В неизменном – на диво – виде мицелий просуществовал более половины из 4 миллиардов лет истории жизни на Земле, пройдя через бесчисленные катаклизмы и глобальные катастрофы.
Барбара Макклинток, награжденная Нобелевской премией за работы по генетике кукурузы, писала, что растения – удивительные существа, «выходящие далеко за пределы наших самых дерзких представлений о них». Не потому, что они нашли способы делать то, что могут делать люди, но потому, что их жизнь – которую они, пригвожденные корнями, как гвоздями, вынуждены коротать на одном месте, – вынудила их изобрести бесчисленные «гениальные механизмы» – ответы на сложные ситуации, от которых животные могли бы просто убежать прочь. То же самое можно сказать и о грибах. Мицелий – одно из таких гениальных решений, блестящее решение некоторых главных проблем, с которыми их сталкивает жизнь. Мицелий не может вести себя так, как мы, но он может опереться на гибкие «сети», которые постоянно перестраивают себя. Он сам — суть, гибкая сеть и бесконечно перестраивает себя.

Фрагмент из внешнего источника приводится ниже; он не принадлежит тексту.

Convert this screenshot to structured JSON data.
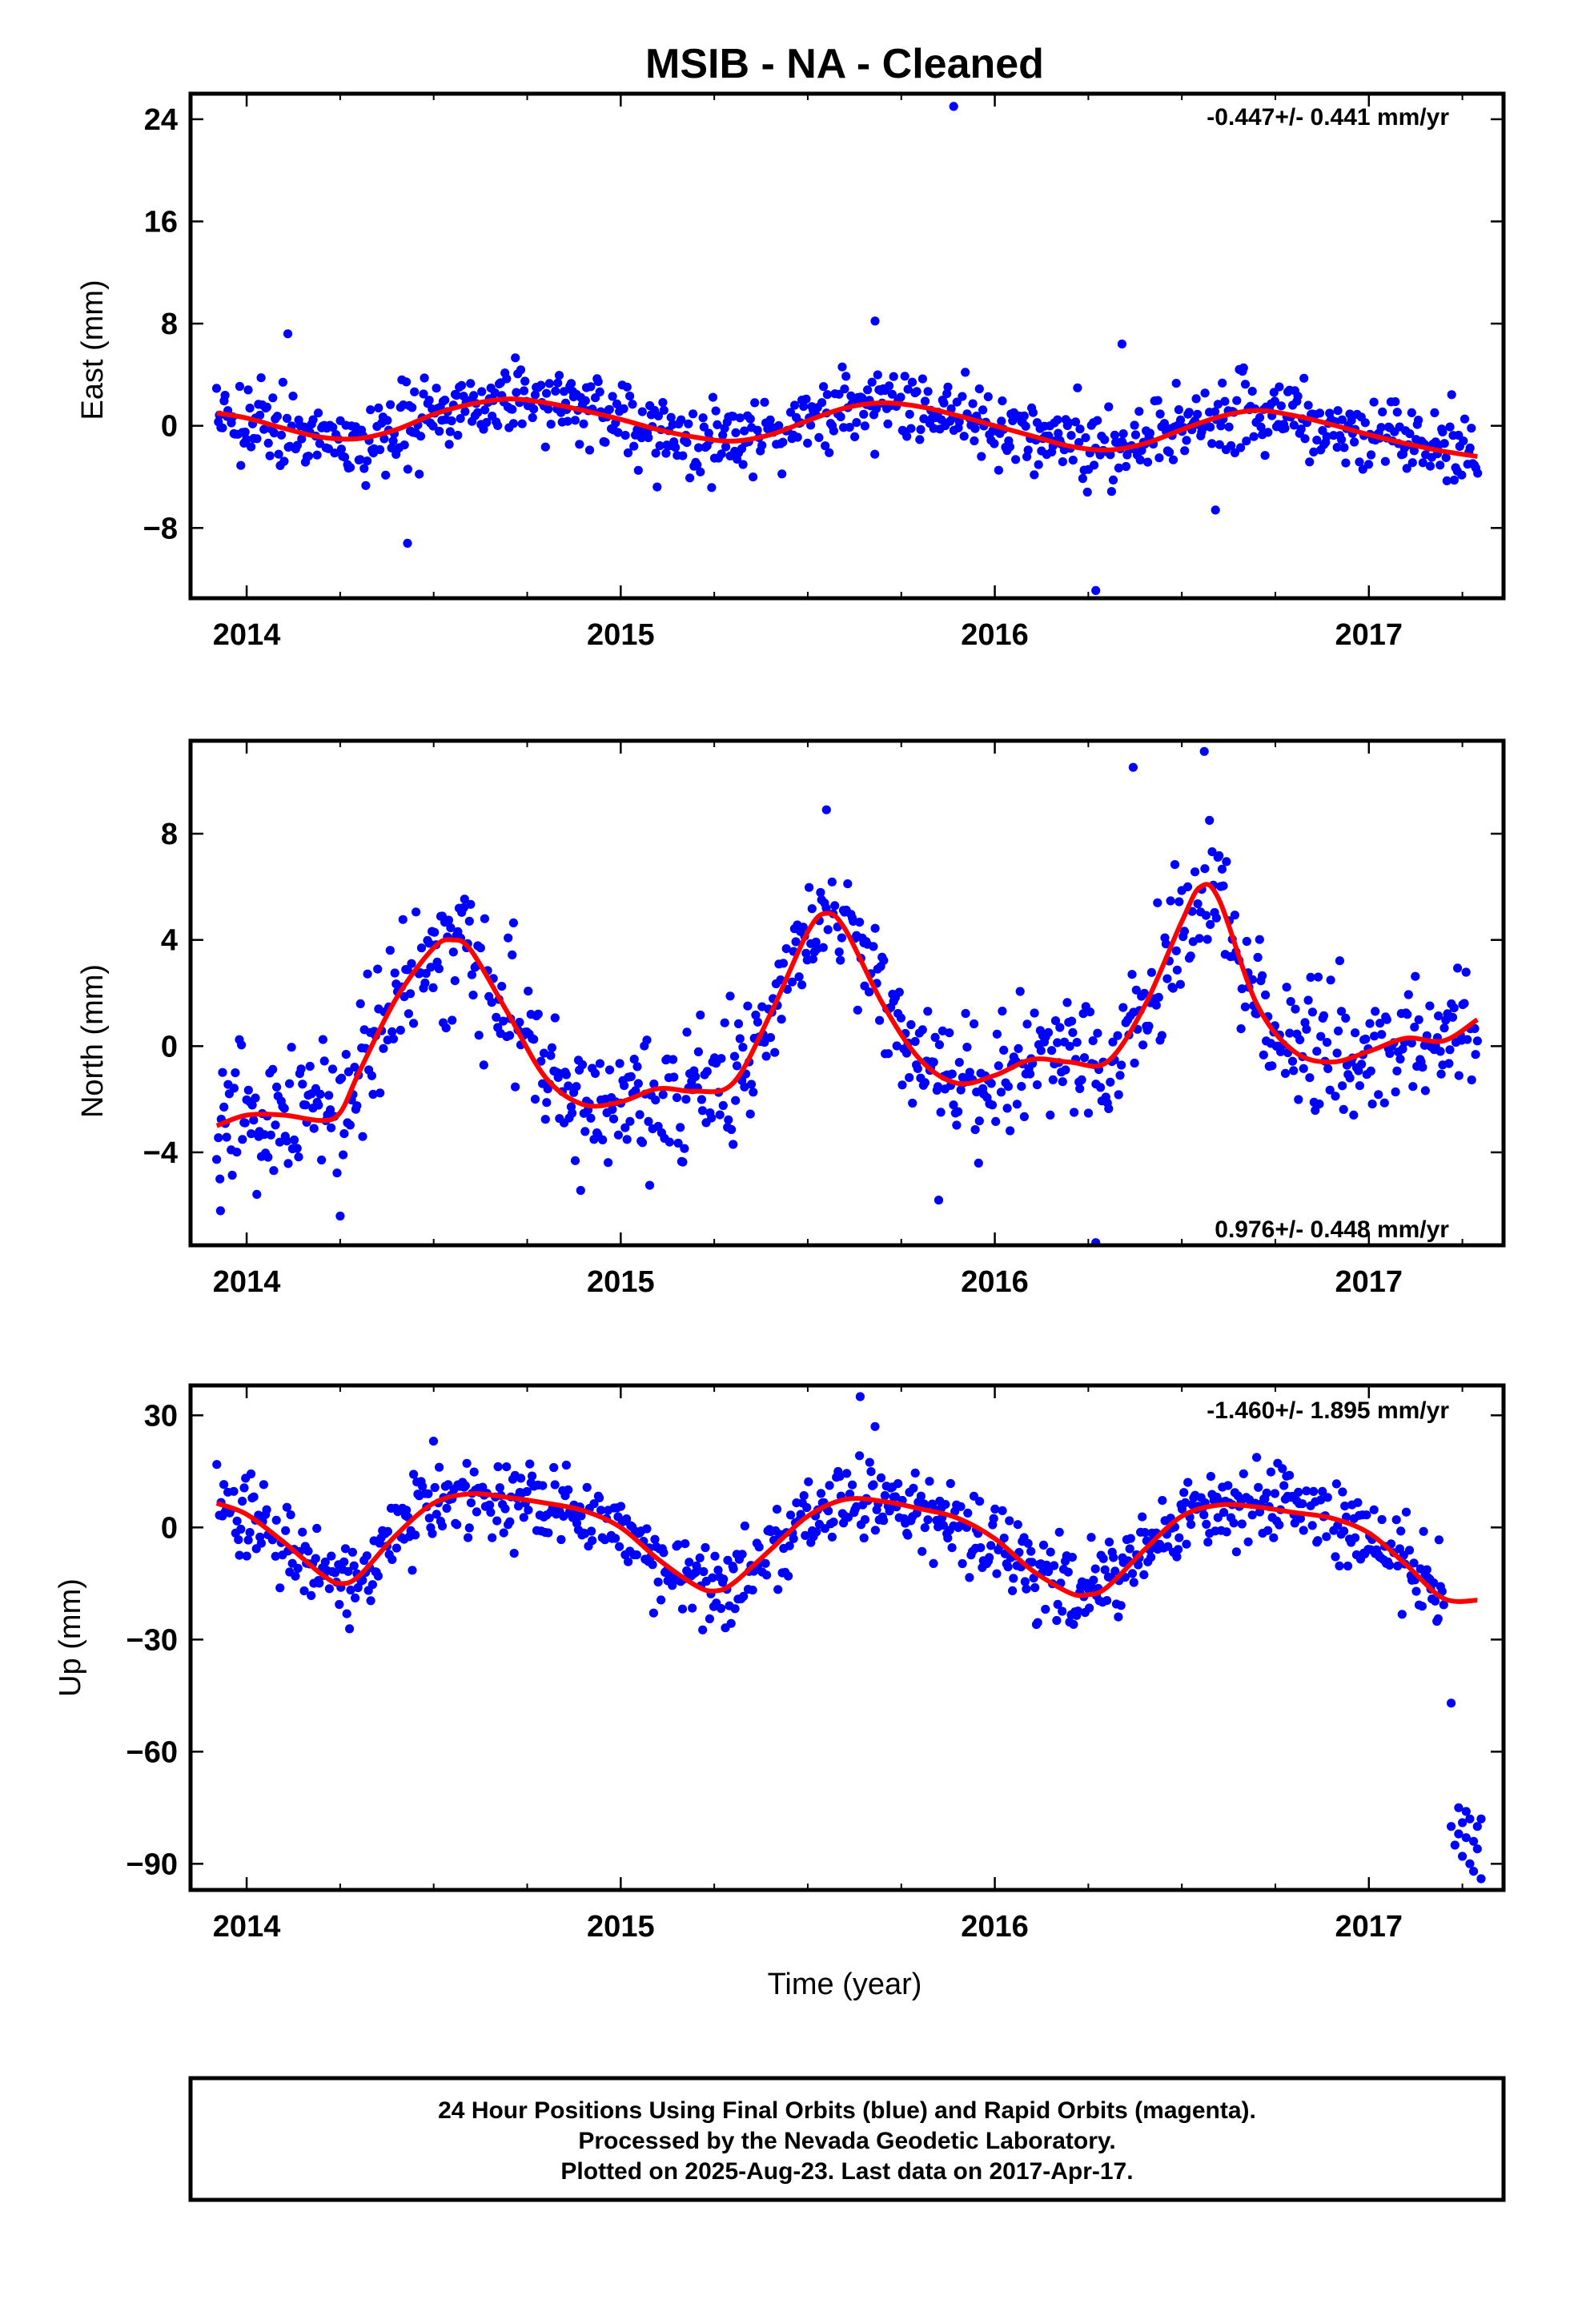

Макклинток подчеркивает, как важно для исследователя «чувствовать организм», научиться терпению, чтобы «услышать послание материала». Если речь идет о грибах, есть ли у нас шанс? Жизнь мицелия так отличается от нашей, наши возможности так непохожи. Но, может быть, не так уж сильно, как кажется поначалу. Многие традиционные культуры считают жизнь взаимосвязанным единством. Сегодня мысль о том, что все проявления жизни переплетены друг с другом, так часто высказывается, что стала общим местом. Идея «паутины жизни» лежит в основе современного научного представления о природе; теория систем, возникшая в XX веке, понимает все системы – и воздушные потоки, и правительства, и экосистемы – как динамические сети взаимодействия; создатели искусственного интеллекта решают задачи, используя нейронные сети; многие аспекты человеческой жизни тесно связаны с интернетом; сетевая нейробиология призывает нас рассмотреть самих себя как динамическую сеть. Подобно тренированной мышце, сеть обрела гипертрофированный статус основы. Трудно представить предмет или явление, для объяснения сути которого не использовались бы сетевые структуры.
А мы все еще пытаемся объяснить, что такое мицелий. Я спросил Бодди, какие аспекты жизни мицелия самые таинственные.
«А… это хороший вопрос, – она задумалась. – На самом деле я не знаю. Столько всего. Как мицелий работает в качестве сети? Как он ощущает окружающую среду? Как посылает сообщения от одной части грибницы к другой? Как эти сигналы затем интегрируются? Это огромные вопросы, о которых, кажется, едва ли кто-то задумывается. А ведь понимание этих процессов является ключевым, если мы хотим разобраться в том, как грибы делают все, что они делают. У нас есть методы, чтобы проделать эту работу. Но кто изучает биологию грибов? Немногие. Я думаю, что это очень тревожная ситуация. Мы не смогли объединить явления, которые открыли, в единую картину, – она рассмеялась. – Поле созрело для жатвы. Но не думаю, что многие готовы пожинать плоды».